Sozialistische Zeitung

Zur SoZ-Homepage SoZ - Sozialistische Zeitung Nr.07 vom 29.03.2001, Seite 3

‘Handelspolitik ist nicht Sozialpolitik‘

Neuer BDI-Chef entdeckt die Antiglobalisierungsbewegung

Im Vergleich zu den Kapitalfraktionen des europäischen Auslands, aber auch denen in Nordamerika haben sich die deutschen Wirtschaftskapitäne lange Zeit gelassen. Nun hat auch einer ihrer Vertreter den Versuch unternommen, die "Antiglobalisierungsbewegung" in sein politisches Koordinatensystem einzuordnen. Michael Rugowski, Politologe und seit Beginn des Jahres neuer Präsident des Bundesverbands der Deutschen Industrie (BDI), nimmt im jüngsten Jahresbericht des Verbands vom 12.März erwartungsgemäß die Politik der Welthandelsorganisation (WTO) vor ihren Kritikern in Schutz.
Die späte Reaktion der deutschen Wirtschaft auf ein gesellschaftspolitisches Phänomen, das seit den massiven Protesten gegen die WTO-Ministerrunde 1999 in Seattle von der internationalen Bühne nicht mehr wegzudenken ist, könnte auch der bisher vergleichsweise schwachbrüstigen Bewegung gegen den globalen Kapitalismus in Deutschland geschuldet sein. Lediglich die Gegner der neoliberalen Politik der Europäischen Union hatten anlässlich des Kölner Regierungsgipfels 1999 ihre Mobilisierungsfähigkeit unter Beweis gestellt — allerdings auch nur mit tatkräftiger Unterstützung aus dem europäischen Ausland.
Die Frankfurter Rundschau präsentierte das rugowskische Elaborat ganzseitig und etwas großspurig als "Analyse". Doch wenn der BDI-Präsident auch einige Punkte richtig benennt, ist sein Beitrag vielmehr ein neoliberales Glaubensbekenntnis, als dass er ernsthaft auf die Kritik an der kapitalistischen Globalisierung eingehen würde.
"Globalisierung ist keine Naturgewalt", sagt Rugowski. Da hat er Recht und grenzt sich von Wirtschaftspolitikern und Gewerkschaftsfunktionären ab, die mit Vorliebe von "Sachzwängen" reden, wenn Politik gemeint ist.
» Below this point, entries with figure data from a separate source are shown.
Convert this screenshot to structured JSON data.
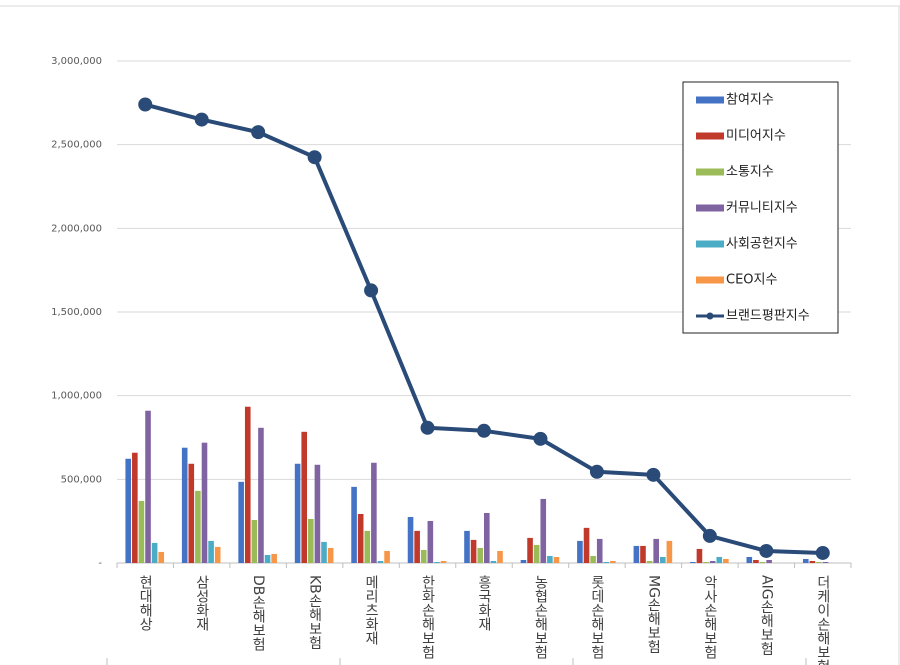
{
  "chart_data": {
    "type": "bar_line",
    "categories": [
      "현대해상",
      "삼성화재",
      "DB손해보험",
      "KB손해보험",
      "메리츠화재",
      "한화손해보험",
      "흥국화재",
      "농협손해보험",
      "롯데손해보험",
      "MG손해보험",
      "악사손해보험",
      "AIG손해보험",
      "더케이손해보험"
    ],
    "series": [
      {
        "name": "참여지수",
        "type": "bar",
        "color": "#4472c4",
        "values": [
          623000,
          689000,
          485000,
          593000,
          455000,
          275000,
          192000,
          18000,
          132000,
          102000,
          6000,
          36000,
          24000
        ]
      },
      {
        "name": "미디어지수",
        "type": "bar",
        "color": "#c0392b",
        "values": [
          659000,
          593000,
          934000,
          784000,
          293000,
          192000,
          138000,
          150000,
          210000,
          102000,
          84000,
          18000,
          12000
        ]
      },
      {
        "name": "소통지수",
        "type": "bar",
        "color": "#9bbb59",
        "values": [
          371000,
          431000,
          257000,
          263000,
          192000,
          78000,
          90000,
          108000,
          42000,
          12000,
          6000,
          6000,
          6000
        ]
      },
      {
        "name": "커뮤니티지수",
        "type": "bar",
        "color": "#8064a2",
        "values": [
          910000,
          719000,
          808000,
          587000,
          599000,
          251000,
          299000,
          383000,
          144000,
          144000,
          12000,
          18000,
          6000
        ]
      },
      {
        "name": "사회공헌지수",
        "type": "bar",
        "color": "#4bacc6",
        "values": [
          120000,
          132000,
          48000,
          126000,
          12000,
          6000,
          12000,
          42000,
          6000,
          36000,
          36000,
          0,
          0
        ]
      },
      {
        "name": "CEO지수",
        "type": "bar",
        "color": "#f79646",
        "values": [
          66000,
          96000,
          54000,
          90000,
          72000,
          12000,
          72000,
          36000,
          12000,
          132000,
          24000,
          0,
          0
        ]
      },
      {
        "name": "브랜드평판지수",
        "type": "line",
        "color": "#2a4a78",
        "values": [
          2740000,
          2650000,
          2575000,
          2425000,
          1629000,
          808000,
          790000,
          742000,
          545000,
          527000,
          162000,
          72000,
          60000
        ]
      }
    ],
    "ylim": [
      0,
      3000000
    ],
    "yticks": [
      {
        "value": 0,
        "label": "-"
      },
      {
        "value": 500000,
        "label": "500,000"
      },
      {
        "value": 1000000,
        "label": "1,000,000"
      },
      {
        "value": 1500000,
        "label": "1,500,000"
      },
      {
        "value": 2000000,
        "label": "2,000,000"
      },
      {
        "value": 2500000,
        "label": "2,500,000"
      },
      {
        "value": 3000000,
        "label": "3,000,000"
      }
    ],
    "grid": true,
    "legend": "top-right"
  }
}
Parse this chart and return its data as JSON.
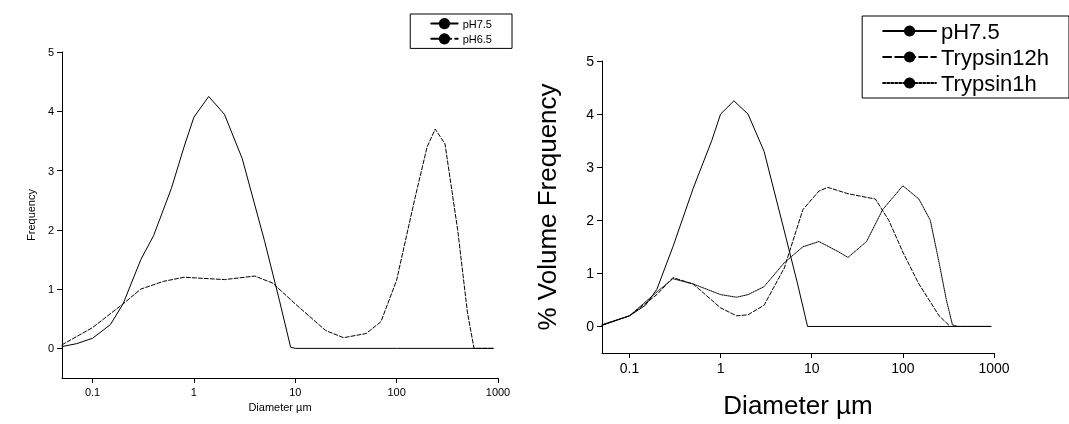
{
  "chart_data": [
    {
      "type": "line",
      "xlabel": "Diameter µm",
      "ylabel": "Frequency",
      "log": "x",
      "xlim": [
        0.05,
        1000
      ],
      "xticks": [
        0.1,
        1,
        10,
        100,
        1000
      ],
      "ylim": [
        -0.5,
        5
      ],
      "yticks": [
        0,
        1,
        2,
        3,
        4,
        5
      ],
      "legend": "top right",
      "grid": false,
      "marker": "none",
      "series": [
        {
          "name": "pH7.5",
          "color": "#000000",
          "line_style": "solid",
          "x": [
            0.05,
            0.07,
            0.1,
            0.15,
            0.2,
            0.3,
            0.4,
            0.6,
            0.8,
            1,
            1.4,
            2,
            3,
            5,
            7,
            9,
            10,
            100,
            900
          ],
          "values": [
            0.03,
            0.08,
            0.17,
            0.4,
            0.75,
            1.5,
            1.9,
            2.7,
            3.4,
            3.9,
            4.25,
            3.95,
            3.2,
            1.8,
            0.8,
            0.02,
            0,
            0,
            0
          ]
        },
        {
          "name": "pH6.5",
          "color": "#000000",
          "line_style": "dashed",
          "x": [
            0.05,
            0.1,
            0.2,
            0.3,
            0.5,
            0.8,
            2,
            4,
            6,
            10,
            20,
            30,
            50,
            70,
            100,
            150,
            200,
            240,
            300,
            400,
            500,
            580,
            900
          ],
          "values": [
            0.06,
            0.35,
            0.75,
            1.0,
            1.13,
            1.2,
            1.16,
            1.22,
            1.1,
            0.75,
            0.3,
            0.18,
            0.25,
            0.45,
            1.15,
            2.5,
            3.4,
            3.7,
            3.45,
            2.0,
            0.6,
            0.0,
            0
          ]
        }
      ]
    },
    {
      "type": "line",
      "xlabel": "Diameter µm",
      "ylabel": "% Volume Frequency",
      "log": "x",
      "xlim": [
        0.05,
        1000
      ],
      "xticks": [
        0.1,
        1,
        10,
        100,
        1000
      ],
      "ylim": [
        -0.5,
        5
      ],
      "yticks": [
        0,
        1,
        2,
        3,
        4,
        5
      ],
      "legend": "top right",
      "grid": false,
      "marker": "none",
      "series": [
        {
          "name": "pH7.5",
          "color": "#000000",
          "line_style": "solid",
          "x": [
            0.05,
            0.1,
            0.15,
            0.2,
            0.3,
            0.5,
            0.8,
            1,
            1.4,
            2,
            3,
            5,
            7,
            9,
            930
          ],
          "values": [
            0.02,
            0.2,
            0.4,
            0.7,
            1.5,
            2.6,
            3.5,
            4.0,
            4.25,
            4.0,
            3.3,
            1.8,
            0.8,
            0,
            0
          ]
        },
        {
          "name": "Trypsin12h",
          "color": "#000000",
          "line_style": "dashed",
          "x": [
            0.05,
            0.1,
            0.2,
            0.3,
            0.5,
            1,
            1.5,
            2,
            3,
            5,
            8,
            12,
            15,
            25,
            50,
            70,
            100,
            150,
            250,
            330,
            900
          ],
          "values": [
            0.03,
            0.2,
            0.6,
            0.92,
            0.8,
            0.35,
            0.2,
            0.22,
            0.4,
            1.1,
            2.2,
            2.55,
            2.62,
            2.5,
            2.4,
            2.0,
            1.4,
            0.8,
            0.2,
            0,
            0
          ]
        },
        {
          "name": "Trypsin1h",
          "color": "#000000",
          "line_style": "dotted",
          "x": [
            0.05,
            0.1,
            0.2,
            0.3,
            0.5,
            1,
            1.5,
            2,
            3,
            5,
            8,
            12,
            20,
            25,
            40,
            60,
            100,
            150,
            200,
            250,
            300,
            350,
            400,
            900
          ],
          "values": [
            0.03,
            0.2,
            0.65,
            0.9,
            0.8,
            0.6,
            0.55,
            0.6,
            0.75,
            1.2,
            1.5,
            1.6,
            1.4,
            1.3,
            1.6,
            2.2,
            2.65,
            2.4,
            2.0,
            1.2,
            0.5,
            0.03,
            0,
            0
          ]
        }
      ]
    }
  ]
}
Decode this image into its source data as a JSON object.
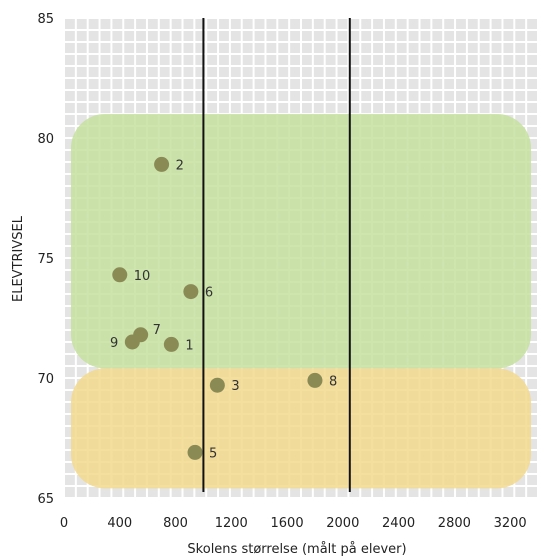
{
  "chart_data": {
    "type": "scatter",
    "xlabel": "Skolens størrelse (målt på elever)",
    "ylabel": "ELEVTRIVSEL",
    "xlim": [
      0,
      3400
    ],
    "ylim": [
      65,
      85
    ],
    "x_ticks": [
      0,
      400,
      800,
      1200,
      1600,
      2000,
      2400,
      2800,
      3200
    ],
    "y_ticks": [
      65,
      70,
      75,
      80,
      85
    ],
    "grid": true,
    "vertical_lines": [
      1000,
      2050
    ],
    "bands": [
      {
        "name": "green",
        "x_range": [
          50,
          3350
        ],
        "y_range": [
          70.4,
          81
        ],
        "color": "#c6e0a0"
      },
      {
        "name": "yellow",
        "x_range": [
          50,
          3350
        ],
        "y_range": [
          65.4,
          70.4
        ],
        "color": "#f3d98e"
      }
    ],
    "point_color": "#8a8a55",
    "points": [
      {
        "label": "1",
        "x": 770,
        "y": 71.4
      },
      {
        "label": "2",
        "x": 700,
        "y": 78.9
      },
      {
        "label": "3",
        "x": 1100,
        "y": 69.7
      },
      {
        "label": "5",
        "x": 940,
        "y": 66.9
      },
      {
        "label": "6",
        "x": 910,
        "y": 73.6
      },
      {
        "label": "7",
        "x": 550,
        "y": 71.8
      },
      {
        "label": "8",
        "x": 1800,
        "y": 69.9
      },
      {
        "label": "9",
        "x": 490,
        "y": 71.5
      },
      {
        "label": "10",
        "x": 400,
        "y": 74.3
      }
    ]
  }
}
Für ihn ist Globalisierung vor allem Interessenpolitik, von der "nicht alle in gleichem Maß profitieren".
Sein etwas undifferenzierter Anfängerblick auf die "Antiglobalisierungsbewegung" macht pauschal die Nichtregierungsorganisationen (NGOs) als Adressaten seiner Kritik aus. Ihnen wirft er vor, dass sie sich die "angebliche" Abwesenheit von Eigeninteressen "auf die Fahnen geschrieben haben" und auftreten, als würden sie universelle "Werte und Ideale" verkörpern.

Moralische Appelle

Nichts gegen universelle Werte und Ideale, deren zugrundeliegendes egalitäres Menschenbild Bestandteil aller sozialistischen Gesellschaftskonzeptionen ist. Rugowski unterschlägt bei seiner Argumentation eine wesentliche Schnittmenge: Das "Eigeninteresse" stimmt bei der Bewegung gegen den globalen Kapitalismus weitgehend mit universellen Werten und Idealen überein — mit Ausnahme rechtsextremer Trittbrettfahrer und protektionistischer Forderungen der Gewerkschaften in den Industrieländern. Das "Eigeninteresse", das sich Rugowski auf die Fahnen schreibt, dient hingegen nicht dem "Allgemeinwohl", sondern den Ambitionen seines einflussreichen Verbands.
Doch das zu erkennen — damit tun sich viele NGOs schwer, deren moralische Appelle an die politischen und wirtschaftlichen Entscheidungsträger bisher wenig gefruchtet haben. Allzu oft benutzen sie die von Rugowski zitierten "Werte und Ideale" gleich einer Nebelbombe, die den Politikern und Wirtschaftskapitänen schmeichelt und deren Gegner verwirrt. Die NGO-Ignoranz gegenüber konkreten Klasseninteressen, die sich auch in allen aus diesem Milieu favorisierten Konzepten zur global governance widerspiegelt, kaschieren ihre Protagonisten mit einem Humanismus, der keine tiefgreifenden Interessengegensätze in der kapitalistischen Weltordnung zu erkennen vermag. Stattdessen will die NGO-Gemeinde den Tiger reiten, die Finanzmärkte einer "demokratischen Kontrolle" unterwerfen und hofft auf die Einsichtsfähigkeit der Global Players, die trotz aller freundlichen und unfreundlichen Appelle in ihrer Logik der Profitmaximierung verhaftet bleiben wollen und müssen.
Diesen double-bind und Rugowskis Auslassungen sollten die NGOs ernst nehmen. Die Legitimationskrise der supranationalen Finanz- und Handelsinstitutionen ist ihm bewusst. Dennoch will er das Scheitern der neoliberalen Politikkonzepte nicht einfach stehen lassen, sondern mahnt deren konsequente Umsetzung an, damit sie ihre volle Wirkung enfalten können. Er schwingt sich regelrecht zum ideelen Gesamtkapitalisten auf, der sogar die protektionistischen Privilegien einiger Branchen in den Industriestaaten in Frage stellt — nur das Weltwirtschaftssystem mit seiner Exportorientierung soll keinen Schaden erleiden.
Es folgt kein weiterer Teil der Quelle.